I can now proudly proclaim to all who will listen that besides being an Ugly American I am also an Honourary Canadian.
I return with fair regularity to the country of my honourary citizenship, as the pictures on this page and on my photos web site attest. I have made the amazing drive from Vancouver to Whistler. I have visited Toronto (many times), Calgary, Windsor, Montréal, Québec, Edmonton, Winnipeg, Saskatoon, Halifax, Fredericton, St. John's (Newfoundland), and Victoria. A Royal Canadian Mounted Policeman found my wife and I in a...uh...compromising position in a grove of trees beside a British Columbia road one day. I have kissed the cod in Newfoundland and have the certificate to prove it. I love the music of Stan Rogers. I have, in other words, experienced many dimensions of that great nation and have come to love its land and people.

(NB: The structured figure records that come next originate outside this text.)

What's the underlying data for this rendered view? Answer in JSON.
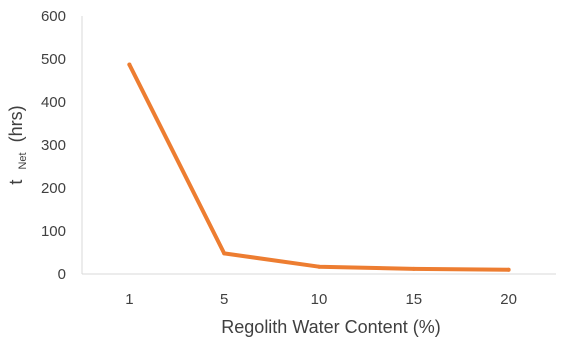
{
  "chart_data": {
    "type": "line",
    "categories": [
      "1",
      "5",
      "10",
      "15",
      "20"
    ],
    "series": [
      {
        "values": [
          487,
          48,
          17,
          12,
          10
        ],
        "color": "#ED7D31"
      }
    ],
    "xlabel": "Regolith Water Content (%)",
    "ylabel": {
      "prefix": "t",
      "subscript": "Net",
      "suffix": "(hrs)"
    },
    "ylim": [
      0,
      600
    ],
    "yticks": [
      0,
      100,
      200,
      300,
      400,
      500,
      600
    ],
    "grid": false,
    "legend": false
  }
}
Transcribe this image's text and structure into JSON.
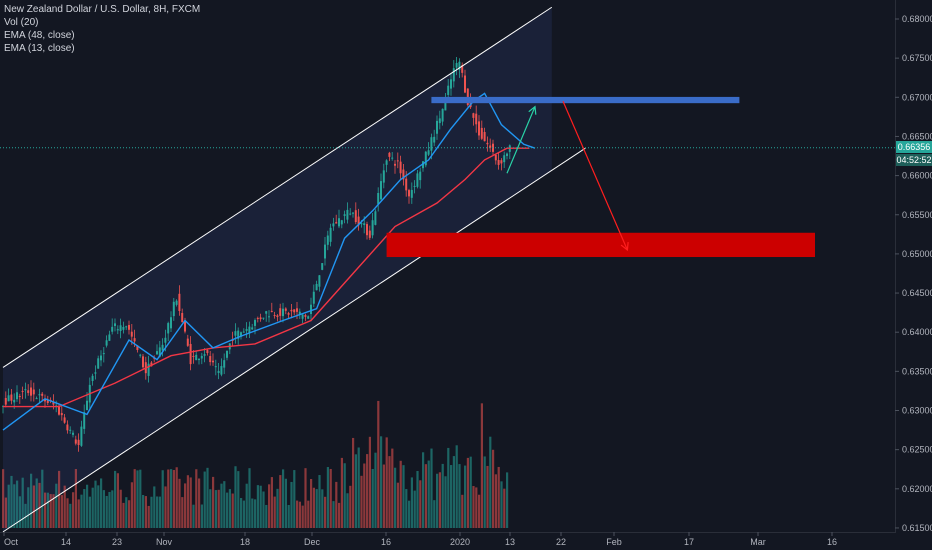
{
  "legend": {
    "title": "New Zealand Dollar / U.S. Dollar, 8H, FXCM",
    "vol": "Vol (20)",
    "ema_slow": "EMA (48, close)",
    "ema_fast": "EMA (13, close)"
  },
  "price_tag": {
    "price": "0.66356",
    "countdown": "04:52:52"
  },
  "colors": {
    "background": "#131722",
    "up": "#26a69a",
    "down": "#ef5350",
    "ema_slow": "#f23645",
    "ema_fast": "#2196f3",
    "channel": "#ffffff",
    "resistance_zone": "#3a6cc8",
    "support_zone": "#cc0000",
    "bearish_arrow": "#ff1e1e",
    "bullish_arrow": "#2ad4a8",
    "last_price": "#26a69a"
  },
  "chart_data": {
    "type": "candlestick",
    "symbol": "New Zealand Dollar / U.S. Dollar",
    "timeframe": "8H",
    "source": "FXCM",
    "ylim": [
      0.615,
      0.681
    ],
    "y_ticks": [
      "0.68000",
      "0.67500",
      "0.67000",
      "0.66500",
      "0.66000",
      "0.65500",
      "0.65000",
      "0.64500",
      "0.64000",
      "0.63500",
      "0.63000",
      "0.62500",
      "0.62000",
      "0.61500"
    ],
    "x_ticks": [
      "Oct",
      "14",
      "23",
      "Nov",
      "18",
      "Dec",
      "16",
      "2020",
      "13",
      "22",
      "Feb",
      "17",
      "Mar",
      "16"
    ],
    "bars": 170,
    "last_price": 0.66356,
    "price_path": [
      {
        "bar": 0,
        "price": 0.631
      },
      {
        "bar": 10,
        "price": 0.6325
      },
      {
        "bar": 20,
        "price": 0.6305
      },
      {
        "bar": 28,
        "price": 0.6255
      },
      {
        "bar": 32,
        "price": 0.6335
      },
      {
        "bar": 40,
        "price": 0.6405
      },
      {
        "bar": 45,
        "price": 0.641
      },
      {
        "bar": 52,
        "price": 0.635
      },
      {
        "bar": 58,
        "price": 0.6385
      },
      {
        "bar": 63,
        "price": 0.6445
      },
      {
        "bar": 68,
        "price": 0.6365
      },
      {
        "bar": 73,
        "price": 0.6375
      },
      {
        "bar": 78,
        "price": 0.6345
      },
      {
        "bar": 83,
        "price": 0.6395
      },
      {
        "bar": 88,
        "price": 0.6405
      },
      {
        "bar": 95,
        "price": 0.6425
      },
      {
        "bar": 105,
        "price": 0.6425
      },
      {
        "bar": 110,
        "price": 0.642
      },
      {
        "bar": 118,
        "price": 0.6535
      },
      {
        "bar": 125,
        "price": 0.6555
      },
      {
        "bar": 132,
        "price": 0.6525
      },
      {
        "bar": 138,
        "price": 0.6625
      },
      {
        "bar": 142,
        "price": 0.6615
      },
      {
        "bar": 146,
        "price": 0.6575
      },
      {
        "bar": 152,
        "price": 0.6625
      },
      {
        "bar": 158,
        "price": 0.6685
      },
      {
        "bar": 162,
        "price": 0.6735
      },
      {
        "bar": 164,
        "price": 0.6745
      },
      {
        "bar": 167,
        "price": 0.6695
      },
      {
        "bar": 171,
        "price": 0.6655
      },
      {
        "bar": 175,
        "price": 0.6635
      },
      {
        "bar": 178,
        "price": 0.6615
      },
      {
        "bar": 180,
        "price": 0.6625
      },
      {
        "bar": 182,
        "price": 0.66356
      }
    ],
    "ema_slow_path": [
      {
        "bar": 0,
        "price": 0.6305
      },
      {
        "bar": 20,
        "price": 0.6305
      },
      {
        "bar": 40,
        "price": 0.6335
      },
      {
        "bar": 60,
        "price": 0.637
      },
      {
        "bar": 75,
        "price": 0.638
      },
      {
        "bar": 90,
        "price": 0.6385
      },
      {
        "bar": 110,
        "price": 0.6415
      },
      {
        "bar": 125,
        "price": 0.6475
      },
      {
        "bar": 140,
        "price": 0.6535
      },
      {
        "bar": 155,
        "price": 0.6565
      },
      {
        "bar": 165,
        "price": 0.6595
      },
      {
        "bar": 172,
        "price": 0.662
      },
      {
        "bar": 180,
        "price": 0.6635
      },
      {
        "bar": 188,
        "price": 0.6635
      }
    ],
    "ema_fast_path": [
      {
        "bar": 0,
        "price": 0.6275
      },
      {
        "bar": 15,
        "price": 0.6315
      },
      {
        "bar": 30,
        "price": 0.6295
      },
      {
        "bar": 45,
        "price": 0.639
      },
      {
        "bar": 55,
        "price": 0.6365
      },
      {
        "bar": 65,
        "price": 0.6415
      },
      {
        "bar": 75,
        "price": 0.638
      },
      {
        "bar": 85,
        "price": 0.6395
      },
      {
        "bar": 100,
        "price": 0.6415
      },
      {
        "bar": 112,
        "price": 0.643
      },
      {
        "bar": 122,
        "price": 0.652
      },
      {
        "bar": 132,
        "price": 0.6555
      },
      {
        "bar": 142,
        "price": 0.6595
      },
      {
        "bar": 152,
        "price": 0.662
      },
      {
        "bar": 160,
        "price": 0.666
      },
      {
        "bar": 168,
        "price": 0.6695
      },
      {
        "bar": 172,
        "price": 0.6705
      },
      {
        "bar": 178,
        "price": 0.6665
      },
      {
        "bar": 186,
        "price": 0.664
      },
      {
        "bar": 190,
        "price": 0.6635
      }
    ],
    "channel": {
      "upper": [
        {
          "bar": 0,
          "price": 0.6355
        },
        {
          "bar": 196,
          "price": 0.6815
        }
      ],
      "lower": [
        {
          "bar": 0,
          "price": 0.6145
        },
        {
          "bar": 208,
          "price": 0.6635
        }
      ]
    },
    "resistance_zone": {
      "from_bar": 153,
      "to_bar": 263,
      "top": 0.67005,
      "bottom": 0.66925
    },
    "support_zone": {
      "from_bar": 137,
      "to_bar": 290,
      "top": 0.6527,
      "bottom": 0.6496
    },
    "bearish_projection": [
      {
        "bar": 200,
        "price": 0.6695
      },
      {
        "bar": 223,
        "price": 0.6505
      }
    ],
    "bullish_projection": [
      {
        "bar": 180,
        "price": 0.6603
      },
      {
        "bar": 190,
        "price": 0.6688
      }
    ]
  }
}
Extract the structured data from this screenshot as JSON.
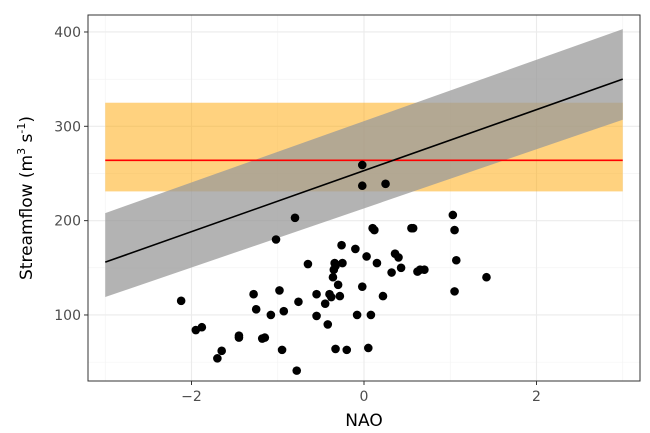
{
  "chart_data": {
    "type": "scatter",
    "xlabel": "NAO",
    "ylabel_main": "Streamflow (m",
    "ylabel_sup1": "3",
    "ylabel_mid": " s",
    "ylabel_sup2": "-1",
    "ylabel_end": ")",
    "xlim": [
      -3.2,
      3.2
    ],
    "ylim": [
      30,
      418
    ],
    "x_ticks": [
      {
        "value": -2,
        "label": "−2"
      },
      {
        "value": 0,
        "label": "0"
      },
      {
        "value": 2,
        "label": "2"
      }
    ],
    "y_ticks": [
      {
        "value": 100,
        "label": "100"
      },
      {
        "value": 200,
        "label": "200"
      },
      {
        "value": 300,
        "label": "300"
      },
      {
        "value": 400,
        "label": "400"
      }
    ],
    "grid": true,
    "regression": {
      "x": [
        -3.0,
        3.0
      ],
      "y": [
        156,
        350
      ],
      "lower": [
        119,
        307
      ],
      "upper": [
        208,
        403
      ],
      "line_color": "#000000",
      "band_color": "#999999"
    },
    "reference": {
      "x": [
        -3.0,
        3.0
      ],
      "y": 264,
      "lower": 231,
      "upper": 325,
      "line_color": "#ff0000",
      "band_color": "#ffa500"
    },
    "points": [
      {
        "x": -2.12,
        "y": 115
      },
      {
        "x": -1.95,
        "y": 84
      },
      {
        "x": -1.88,
        "y": 87
      },
      {
        "x": -1.7,
        "y": 54
      },
      {
        "x": -1.65,
        "y": 62
      },
      {
        "x": -1.45,
        "y": 78
      },
      {
        "x": -1.45,
        "y": 76
      },
      {
        "x": -1.28,
        "y": 122
      },
      {
        "x": -1.25,
        "y": 106
      },
      {
        "x": -1.18,
        "y": 75
      },
      {
        "x": -1.15,
        "y": 76
      },
      {
        "x": -1.08,
        "y": 100
      },
      {
        "x": -1.02,
        "y": 180
      },
      {
        "x": -0.98,
        "y": 126
      },
      {
        "x": -0.95,
        "y": 63
      },
      {
        "x": -0.93,
        "y": 104
      },
      {
        "x": -0.8,
        "y": 203
      },
      {
        "x": -0.78,
        "y": 41
      },
      {
        "x": -0.76,
        "y": 114
      },
      {
        "x": -0.65,
        "y": 154
      },
      {
        "x": -0.55,
        "y": 122
      },
      {
        "x": -0.55,
        "y": 99
      },
      {
        "x": -0.45,
        "y": 112
      },
      {
        "x": -0.42,
        "y": 90
      },
      {
        "x": -0.4,
        "y": 122
      },
      {
        "x": -0.38,
        "y": 119
      },
      {
        "x": -0.36,
        "y": 140
      },
      {
        "x": -0.35,
        "y": 148
      },
      {
        "x": -0.34,
        "y": 155
      },
      {
        "x": -0.33,
        "y": 152
      },
      {
        "x": -0.33,
        "y": 64
      },
      {
        "x": -0.3,
        "y": 132
      },
      {
        "x": -0.28,
        "y": 120
      },
      {
        "x": -0.26,
        "y": 174
      },
      {
        "x": -0.25,
        "y": 155
      },
      {
        "x": -0.2,
        "y": 63
      },
      {
        "x": -0.1,
        "y": 170
      },
      {
        "x": -0.08,
        "y": 100
      },
      {
        "x": -0.02,
        "y": 259
      },
      {
        "x": -0.02,
        "y": 237
      },
      {
        "x": -0.02,
        "y": 130
      },
      {
        "x": 0.03,
        "y": 162
      },
      {
        "x": 0.05,
        "y": 65
      },
      {
        "x": 0.08,
        "y": 100
      },
      {
        "x": 0.1,
        "y": 192
      },
      {
        "x": 0.12,
        "y": 190
      },
      {
        "x": 0.15,
        "y": 155
      },
      {
        "x": 0.22,
        "y": 120
      },
      {
        "x": 0.25,
        "y": 239
      },
      {
        "x": 0.32,
        "y": 145
      },
      {
        "x": 0.36,
        "y": 165
      },
      {
        "x": 0.4,
        "y": 161
      },
      {
        "x": 0.43,
        "y": 150
      },
      {
        "x": 0.55,
        "y": 192
      },
      {
        "x": 0.57,
        "y": 192
      },
      {
        "x": 0.62,
        "y": 146
      },
      {
        "x": 0.65,
        "y": 148
      },
      {
        "x": 0.7,
        "y": 148
      },
      {
        "x": 1.03,
        "y": 206
      },
      {
        "x": 1.05,
        "y": 190
      },
      {
        "x": 1.05,
        "y": 125
      },
      {
        "x": 1.07,
        "y": 158
      },
      {
        "x": 1.42,
        "y": 140
      }
    ]
  }
}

And it's the people who really make Canada what it is. Modest and self-effacing to a fault, they do amazing things that only rarely get the attention that they deserve. Americans typically only notice amazing Canadian performers, for example, when they come to the States to perform. The fact that many beloved performers in the U.S. (we'll leave Celine Dion out of this if you don't mind) are actually Canadian is viewed by the few Americans who notice as a quaint detail. We Americans are so full of ourselves that no one else hardly matters to us until they show up in our playground.
That is why I've been particularly gratified that at least among technically adept librarians who have a clue, our Canadian colleagues are colleagues of the first order. Through such channels as the Access conference in Canada and the Code4Lib chatroom and conference, we have developed a strong network of tech-savvy librarians who ignore the border between our two countries. I'd like to think that someday soon there will be many other professions who have achieved the same, since there is much to be gained by such deep cross-border collaboration and nothing to be lost except the hubris and parochialism that is uniquely American.